Many commenters were concerned about the rules surrounding such advisors.

Allowing the parties to hire private counsel during a Title IX investigation would favor the more affluent party, wrote Broquard and Fisher at John Brown University.

Many people also have opposed the requirement that the accuser be subject to cross-examination at a live hearing by the accused's advisor.

Broquard and Fisher argued that process could be traumatizing to the accuser, calling the provision "especially troubling."

"We do believe that both parties have the right to request that certain questions be asked of the other party," they wrote. "However, we believe this should be done through the Title IX office, when those who have knowledge of the case are able to put into context the question and how relevant it is to the investigation."
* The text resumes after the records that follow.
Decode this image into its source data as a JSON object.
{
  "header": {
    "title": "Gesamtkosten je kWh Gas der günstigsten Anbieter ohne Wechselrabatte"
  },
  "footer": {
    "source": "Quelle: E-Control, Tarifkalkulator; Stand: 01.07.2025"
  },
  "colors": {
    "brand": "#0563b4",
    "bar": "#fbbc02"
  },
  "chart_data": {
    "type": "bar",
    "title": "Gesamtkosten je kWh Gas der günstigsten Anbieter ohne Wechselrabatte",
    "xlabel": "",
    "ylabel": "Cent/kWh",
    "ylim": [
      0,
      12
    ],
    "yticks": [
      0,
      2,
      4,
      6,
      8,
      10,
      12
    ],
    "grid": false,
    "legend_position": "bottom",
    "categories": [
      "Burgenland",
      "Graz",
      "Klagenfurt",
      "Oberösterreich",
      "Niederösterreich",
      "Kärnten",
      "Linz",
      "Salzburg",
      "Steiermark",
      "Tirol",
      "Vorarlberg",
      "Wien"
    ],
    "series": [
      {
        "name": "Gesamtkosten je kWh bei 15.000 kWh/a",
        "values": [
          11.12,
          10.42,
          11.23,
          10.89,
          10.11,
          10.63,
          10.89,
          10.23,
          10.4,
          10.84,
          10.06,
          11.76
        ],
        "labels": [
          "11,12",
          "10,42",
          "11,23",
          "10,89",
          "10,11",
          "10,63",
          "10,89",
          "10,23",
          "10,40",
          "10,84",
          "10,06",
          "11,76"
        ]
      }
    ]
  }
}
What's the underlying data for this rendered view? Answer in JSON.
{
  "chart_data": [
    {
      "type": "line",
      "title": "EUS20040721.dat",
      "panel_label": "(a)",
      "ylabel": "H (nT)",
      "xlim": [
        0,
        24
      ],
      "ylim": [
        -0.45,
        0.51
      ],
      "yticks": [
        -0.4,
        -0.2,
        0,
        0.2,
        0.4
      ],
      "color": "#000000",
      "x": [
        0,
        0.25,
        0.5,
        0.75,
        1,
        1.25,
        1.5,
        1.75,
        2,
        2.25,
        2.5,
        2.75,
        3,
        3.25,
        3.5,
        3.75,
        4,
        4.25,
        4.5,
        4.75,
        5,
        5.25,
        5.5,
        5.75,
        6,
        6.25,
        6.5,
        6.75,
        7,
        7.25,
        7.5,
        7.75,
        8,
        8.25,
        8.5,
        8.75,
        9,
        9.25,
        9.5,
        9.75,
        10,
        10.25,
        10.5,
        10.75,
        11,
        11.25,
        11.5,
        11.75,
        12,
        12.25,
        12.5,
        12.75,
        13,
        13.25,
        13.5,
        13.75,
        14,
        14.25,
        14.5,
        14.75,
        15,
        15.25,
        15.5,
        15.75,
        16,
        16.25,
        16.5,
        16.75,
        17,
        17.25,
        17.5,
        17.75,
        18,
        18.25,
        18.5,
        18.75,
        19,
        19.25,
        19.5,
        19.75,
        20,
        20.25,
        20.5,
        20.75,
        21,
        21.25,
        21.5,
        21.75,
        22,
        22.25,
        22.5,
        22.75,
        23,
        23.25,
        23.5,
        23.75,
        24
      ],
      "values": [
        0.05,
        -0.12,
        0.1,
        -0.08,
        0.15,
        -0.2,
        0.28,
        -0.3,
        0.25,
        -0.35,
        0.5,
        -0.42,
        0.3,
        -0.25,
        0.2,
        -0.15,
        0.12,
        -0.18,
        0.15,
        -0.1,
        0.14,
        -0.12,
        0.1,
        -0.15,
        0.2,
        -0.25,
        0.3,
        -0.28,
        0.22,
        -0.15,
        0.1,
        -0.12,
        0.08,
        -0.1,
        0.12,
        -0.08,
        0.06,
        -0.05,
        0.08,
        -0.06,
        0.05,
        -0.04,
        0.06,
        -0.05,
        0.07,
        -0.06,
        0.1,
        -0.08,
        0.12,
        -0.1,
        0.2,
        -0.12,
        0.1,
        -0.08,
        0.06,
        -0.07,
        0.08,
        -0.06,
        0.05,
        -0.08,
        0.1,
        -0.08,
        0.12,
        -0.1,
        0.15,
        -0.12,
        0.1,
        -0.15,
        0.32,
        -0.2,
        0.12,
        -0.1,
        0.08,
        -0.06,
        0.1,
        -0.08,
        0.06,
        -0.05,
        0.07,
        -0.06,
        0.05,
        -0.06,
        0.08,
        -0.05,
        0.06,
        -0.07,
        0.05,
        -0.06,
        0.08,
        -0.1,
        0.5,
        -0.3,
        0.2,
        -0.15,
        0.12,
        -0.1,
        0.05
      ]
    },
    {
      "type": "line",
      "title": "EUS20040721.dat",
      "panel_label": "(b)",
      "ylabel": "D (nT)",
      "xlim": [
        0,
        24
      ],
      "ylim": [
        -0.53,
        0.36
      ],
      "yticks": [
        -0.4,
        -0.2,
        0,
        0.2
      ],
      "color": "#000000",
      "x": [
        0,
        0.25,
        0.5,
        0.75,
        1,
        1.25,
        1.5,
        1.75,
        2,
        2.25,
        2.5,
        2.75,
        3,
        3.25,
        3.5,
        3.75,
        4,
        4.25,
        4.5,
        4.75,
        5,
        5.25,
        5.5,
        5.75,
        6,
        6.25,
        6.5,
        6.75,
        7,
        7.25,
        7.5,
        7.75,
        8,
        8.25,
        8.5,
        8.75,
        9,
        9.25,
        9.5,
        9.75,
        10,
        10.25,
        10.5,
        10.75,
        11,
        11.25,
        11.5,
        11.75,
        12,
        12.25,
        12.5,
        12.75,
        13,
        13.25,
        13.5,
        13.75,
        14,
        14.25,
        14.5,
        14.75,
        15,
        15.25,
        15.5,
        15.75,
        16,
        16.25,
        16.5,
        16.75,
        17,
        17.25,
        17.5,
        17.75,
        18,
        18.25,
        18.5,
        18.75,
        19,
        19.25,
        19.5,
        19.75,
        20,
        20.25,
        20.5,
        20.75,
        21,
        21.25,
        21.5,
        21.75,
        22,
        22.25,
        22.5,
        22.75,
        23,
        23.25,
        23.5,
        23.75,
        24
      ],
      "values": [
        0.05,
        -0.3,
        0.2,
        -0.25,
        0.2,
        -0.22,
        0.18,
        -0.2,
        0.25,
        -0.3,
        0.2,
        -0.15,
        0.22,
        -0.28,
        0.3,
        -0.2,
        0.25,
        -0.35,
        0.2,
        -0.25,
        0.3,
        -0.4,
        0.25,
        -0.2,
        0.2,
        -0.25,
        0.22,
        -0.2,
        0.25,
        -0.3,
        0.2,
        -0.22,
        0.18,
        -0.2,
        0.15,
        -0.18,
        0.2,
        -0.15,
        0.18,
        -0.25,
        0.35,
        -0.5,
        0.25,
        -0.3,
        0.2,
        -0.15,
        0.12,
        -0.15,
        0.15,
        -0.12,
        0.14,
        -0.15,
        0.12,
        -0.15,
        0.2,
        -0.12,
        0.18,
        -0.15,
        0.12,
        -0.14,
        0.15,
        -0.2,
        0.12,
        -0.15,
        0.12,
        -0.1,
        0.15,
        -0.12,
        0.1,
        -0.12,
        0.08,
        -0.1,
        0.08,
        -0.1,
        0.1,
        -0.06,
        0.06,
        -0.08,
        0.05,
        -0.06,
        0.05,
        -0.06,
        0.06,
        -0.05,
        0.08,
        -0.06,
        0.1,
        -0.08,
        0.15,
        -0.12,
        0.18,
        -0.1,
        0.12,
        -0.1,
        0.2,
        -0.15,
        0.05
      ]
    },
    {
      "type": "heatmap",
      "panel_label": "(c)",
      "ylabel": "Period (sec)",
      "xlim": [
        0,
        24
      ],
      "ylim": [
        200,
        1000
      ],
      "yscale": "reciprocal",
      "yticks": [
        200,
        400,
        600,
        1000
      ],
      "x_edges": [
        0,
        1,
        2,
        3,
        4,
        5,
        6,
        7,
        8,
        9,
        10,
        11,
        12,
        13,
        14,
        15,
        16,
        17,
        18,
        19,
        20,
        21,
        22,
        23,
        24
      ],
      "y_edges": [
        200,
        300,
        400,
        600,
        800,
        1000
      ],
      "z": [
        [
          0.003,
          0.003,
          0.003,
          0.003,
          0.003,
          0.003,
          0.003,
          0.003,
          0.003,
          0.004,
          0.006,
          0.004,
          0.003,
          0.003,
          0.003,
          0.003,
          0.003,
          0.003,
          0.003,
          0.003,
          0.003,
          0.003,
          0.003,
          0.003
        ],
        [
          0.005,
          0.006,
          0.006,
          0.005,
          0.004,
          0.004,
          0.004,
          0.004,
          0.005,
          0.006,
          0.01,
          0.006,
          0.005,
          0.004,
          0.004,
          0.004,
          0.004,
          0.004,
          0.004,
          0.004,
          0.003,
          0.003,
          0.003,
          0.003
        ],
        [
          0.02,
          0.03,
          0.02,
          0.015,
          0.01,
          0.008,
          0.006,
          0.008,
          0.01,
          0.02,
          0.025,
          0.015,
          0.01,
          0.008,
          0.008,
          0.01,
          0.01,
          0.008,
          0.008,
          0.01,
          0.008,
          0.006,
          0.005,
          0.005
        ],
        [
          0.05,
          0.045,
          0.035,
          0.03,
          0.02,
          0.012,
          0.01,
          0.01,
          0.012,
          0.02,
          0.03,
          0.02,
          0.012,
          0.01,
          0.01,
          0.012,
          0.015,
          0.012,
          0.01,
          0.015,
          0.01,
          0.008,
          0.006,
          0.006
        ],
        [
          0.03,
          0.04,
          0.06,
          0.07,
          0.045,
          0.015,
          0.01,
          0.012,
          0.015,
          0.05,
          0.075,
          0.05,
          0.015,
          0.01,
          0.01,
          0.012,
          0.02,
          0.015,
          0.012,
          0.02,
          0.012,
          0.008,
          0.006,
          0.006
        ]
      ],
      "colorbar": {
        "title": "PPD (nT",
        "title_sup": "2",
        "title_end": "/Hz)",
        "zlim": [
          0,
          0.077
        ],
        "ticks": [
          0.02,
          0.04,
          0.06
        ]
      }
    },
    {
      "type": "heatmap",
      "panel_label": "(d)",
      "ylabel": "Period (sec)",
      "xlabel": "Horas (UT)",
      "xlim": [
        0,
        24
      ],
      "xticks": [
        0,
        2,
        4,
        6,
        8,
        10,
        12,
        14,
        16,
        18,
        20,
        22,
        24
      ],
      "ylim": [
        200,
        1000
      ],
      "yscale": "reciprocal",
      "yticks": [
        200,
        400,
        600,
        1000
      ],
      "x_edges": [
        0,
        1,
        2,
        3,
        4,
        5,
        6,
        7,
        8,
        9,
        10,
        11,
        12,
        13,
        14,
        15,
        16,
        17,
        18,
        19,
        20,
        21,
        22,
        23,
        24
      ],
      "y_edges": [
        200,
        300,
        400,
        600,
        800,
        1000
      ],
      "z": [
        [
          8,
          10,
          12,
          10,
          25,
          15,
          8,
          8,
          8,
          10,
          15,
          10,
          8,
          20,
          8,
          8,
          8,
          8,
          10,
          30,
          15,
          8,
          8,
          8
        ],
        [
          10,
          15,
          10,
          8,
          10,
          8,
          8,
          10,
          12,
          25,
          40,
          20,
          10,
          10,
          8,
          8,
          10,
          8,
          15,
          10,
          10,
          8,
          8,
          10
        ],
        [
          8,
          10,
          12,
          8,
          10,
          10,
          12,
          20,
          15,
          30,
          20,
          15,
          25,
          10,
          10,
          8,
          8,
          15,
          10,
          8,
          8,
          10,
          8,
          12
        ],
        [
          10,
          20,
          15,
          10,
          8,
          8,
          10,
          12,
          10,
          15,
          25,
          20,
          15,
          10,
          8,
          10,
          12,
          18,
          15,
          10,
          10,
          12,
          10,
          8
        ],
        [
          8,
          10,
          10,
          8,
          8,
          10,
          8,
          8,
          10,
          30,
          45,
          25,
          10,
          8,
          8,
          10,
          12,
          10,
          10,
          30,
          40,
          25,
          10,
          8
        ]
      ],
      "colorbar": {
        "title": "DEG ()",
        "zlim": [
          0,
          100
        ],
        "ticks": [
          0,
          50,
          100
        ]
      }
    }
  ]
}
The department cited court cases favoring live cross-examination as the impetus for its rule change, but it would exempt elementary and secondary schools from the requirement because of the students' young ages. At those levels, cross-examination can be conducted via written questions.

At the higher-education level, a party can request that the other not be present in the room, even if that party's advisor is.

While hearings are required to be an option, schools could opt for mediation, if both parties choose, under the proposed rule. Many comments said students often feel pressured into agreeing to mediation.

And several colleges have argued that they are not equipped to conduct the judicial-like hearing process.

"South Arkansas Community College is not equipped to be, and does not wish to be, a judicial body," Jones wrote.

The college had fewer than 1,500 students last fall.